First, they introduced statistical error into the data which led the OSC to significantly underestimate how many of their replications should have failed by chance alone. When this error is taken into account, the number of failures in their data is no greater than one would expect if all 100 of the original findings had been true.

Full article:

This reminds me the times I raised a hand in a classroom, pointed out an error the teacher had made, and then in turn she pointed out the error I had about her “error”. It was math, so it happened a lot (though usually I got it correct).
The moral is not about who was right in the end, but about simplicity. When it is simple calculation or logic error, it is easy to check. But with studies that use statistics and stuff, the probability of getting it wrong increases, both from experimenter and error-proofer.

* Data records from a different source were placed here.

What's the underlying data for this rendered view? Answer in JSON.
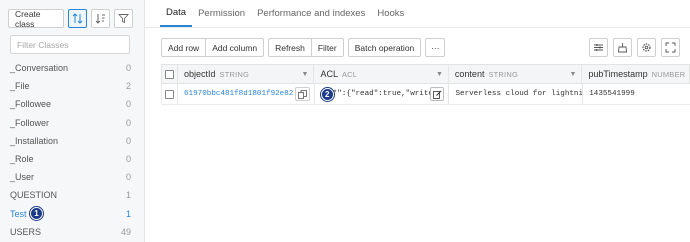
{
  "sidebar": {
    "create_class_label": "Create class",
    "filter_placeholder": "Filter Classes",
    "classes": [
      {
        "name": "_Conversation",
        "count": "0"
      },
      {
        "name": "_File",
        "count": "2"
      },
      {
        "name": "_Followee",
        "count": "0"
      },
      {
        "name": "_Follower",
        "count": "0"
      },
      {
        "name": "_Installation",
        "count": "0"
      },
      {
        "name": "_Role",
        "count": "0"
      },
      {
        "name": "_User",
        "count": "0"
      },
      {
        "name": "QUESTION",
        "count": "1"
      },
      {
        "name": "Test",
        "count": "1",
        "badge": "1"
      },
      {
        "name": "USERS",
        "count": "49"
      }
    ]
  },
  "tabs": [
    {
      "label": "Data"
    },
    {
      "label": "Permission"
    },
    {
      "label": "Performance and indexes"
    },
    {
      "label": "Hooks"
    }
  ],
  "toolbar": {
    "add_row": "Add row",
    "add_column": "Add column",
    "refresh": "Refresh",
    "filter": "Filter",
    "batch_operation": "Batch operation",
    "more": "···"
  },
  "table": {
    "columns": [
      {
        "name": "objectId",
        "type": "STRING"
      },
      {
        "name": "ACL",
        "type": "ACL"
      },
      {
        "name": "content",
        "type": "STRING"
      },
      {
        "name": "pubTimestamp",
        "type": "NUMBER"
      }
    ],
    "rows": [
      {
        "objectId": "61970bbc481f8d1801f92e82",
        "acl": "*\":{\"read\":true,\"write\"…",
        "content": "Serverless cloud for lightning-fast",
        "pubTimestamp": "1435541999",
        "badge": "2"
      }
    ]
  },
  "colors": {
    "accent": "#2a86d6",
    "badge": "#1b3a8a"
  }
}
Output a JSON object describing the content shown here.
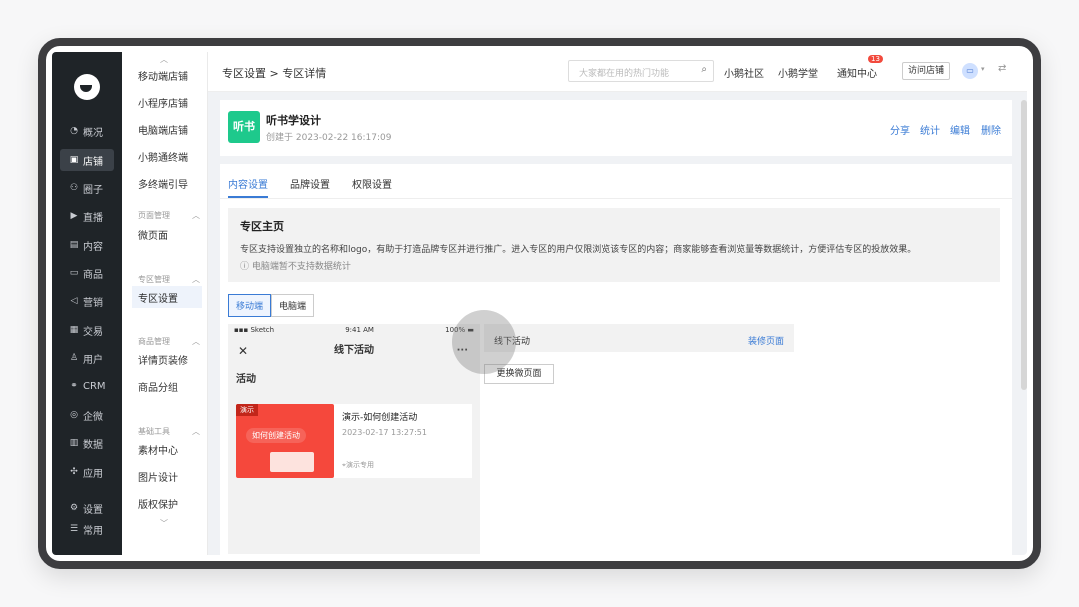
{
  "primary_nav": [
    {
      "label": "概况",
      "icon": "chart-pie-icon"
    },
    {
      "label": "店铺",
      "icon": "store-icon",
      "active": true
    },
    {
      "label": "圈子",
      "icon": "group-icon"
    },
    {
      "label": "直播",
      "icon": "live-icon"
    },
    {
      "label": "内容",
      "icon": "content-icon"
    },
    {
      "label": "商品",
      "icon": "goods-icon"
    },
    {
      "label": "营销",
      "icon": "megaphone-icon"
    },
    {
      "label": "交易",
      "icon": "trade-icon"
    },
    {
      "label": "用户",
      "icon": "user-icon"
    },
    {
      "label": "CRM",
      "icon": "crm-icon"
    },
    {
      "label": "企微",
      "icon": "wecom-icon"
    },
    {
      "label": "数据",
      "icon": "data-icon"
    },
    {
      "label": "应用",
      "icon": "apps-icon"
    },
    {
      "label": "设置",
      "icon": "gear-icon"
    },
    {
      "label": "常用",
      "icon": "list-icon"
    }
  ],
  "secondary_nav": {
    "items_top": [
      "移动端店铺",
      "小程序店铺",
      "电脑端店铺",
      "小鹅通终端",
      "多终端引导"
    ],
    "group_page": "页面管理",
    "items_page": [
      "微页面"
    ],
    "group_zone": "专区管理",
    "items_zone": [
      "专区设置"
    ],
    "group_goods": "商品管理",
    "items_goods": [
      "详情页装修",
      "商品分组"
    ],
    "group_tools": "基础工具",
    "items_tools": [
      "素材中心",
      "图片设计",
      "版权保护"
    ]
  },
  "topbar": {
    "breadcrumb": "专区设置 > 专区详情",
    "search_placeholder": "大家都在用的热门功能",
    "link_community": "小鹅社区",
    "link_school": "小鹅学堂",
    "link_notice": "通知中心",
    "notice_count": "13",
    "visit_button": "访问店铺"
  },
  "zone": {
    "logo_text": "听书",
    "title": "听书学设计",
    "created": "创建于 2023-02-22 16:17:09",
    "actions": [
      "分享",
      "统计",
      "编辑",
      "删除"
    ]
  },
  "tabs": [
    "内容设置",
    "品牌设置",
    "权限设置"
  ],
  "info": {
    "title": "专区主页",
    "desc": "专区支持设置独立的名称和logo，有助于打造品牌专区并进行推广。进入专区的用户仅限浏览该专区的内容；商家能够查看浏览量等数据统计，方便评估专区的投放效果。",
    "note": "电脑端暂不支持数据统计"
  },
  "segment": [
    "移动端",
    "电脑端"
  ],
  "phone": {
    "carrier": "Sketch",
    "time": "9:41 AM",
    "battery": "100%",
    "title": "线下活动",
    "section": "活动",
    "card_tag": "演示",
    "card_image_text": "如何创建活动",
    "card_name": "演示-如何创建活动",
    "card_date": "2023-02-17 13:27:51",
    "card_location": "演示专用"
  },
  "right_panel": {
    "label": "线下活动",
    "decorate": "装修页面",
    "change_button": "更换微页面"
  },
  "colors": {
    "accent": "#3a7bd5",
    "brand_green": "#1ec98c",
    "nav_dark": "#1f2428"
  }
}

Still; I can’t resist. From the article of the previous comment:

"Let's be clear, Gilbert said. "No one involved in this study was trying to deceive anyone. They just made mistakes, as scientists sometimes do. Many of the OSC members are our friends, and the corresponding author, Brian Nosek, is actually a good friend who was both forthcoming and helpful to us as we wrote our critique," Gilbert said. "In fact, Brian is the one who suggested one of the methods we used for correcting the OSC's error calculations. So this is not a personal attack, this is a scientific critique. We all care about the same things: Doing science well and finding out what's true. We were glad to see that in their response to our comment, the OSC quibbled about a number of minor issues but conceded the major one, which is that their paper does not provide evidence for the pessimistic conclusions that most people have drawn from it."
The final plot twist will be that Nosek (error-proofer) screwed Gilbert (error-error-proofer), and now Gilbert will have to retract his paper. Rivalry happens all the time, even among scientists.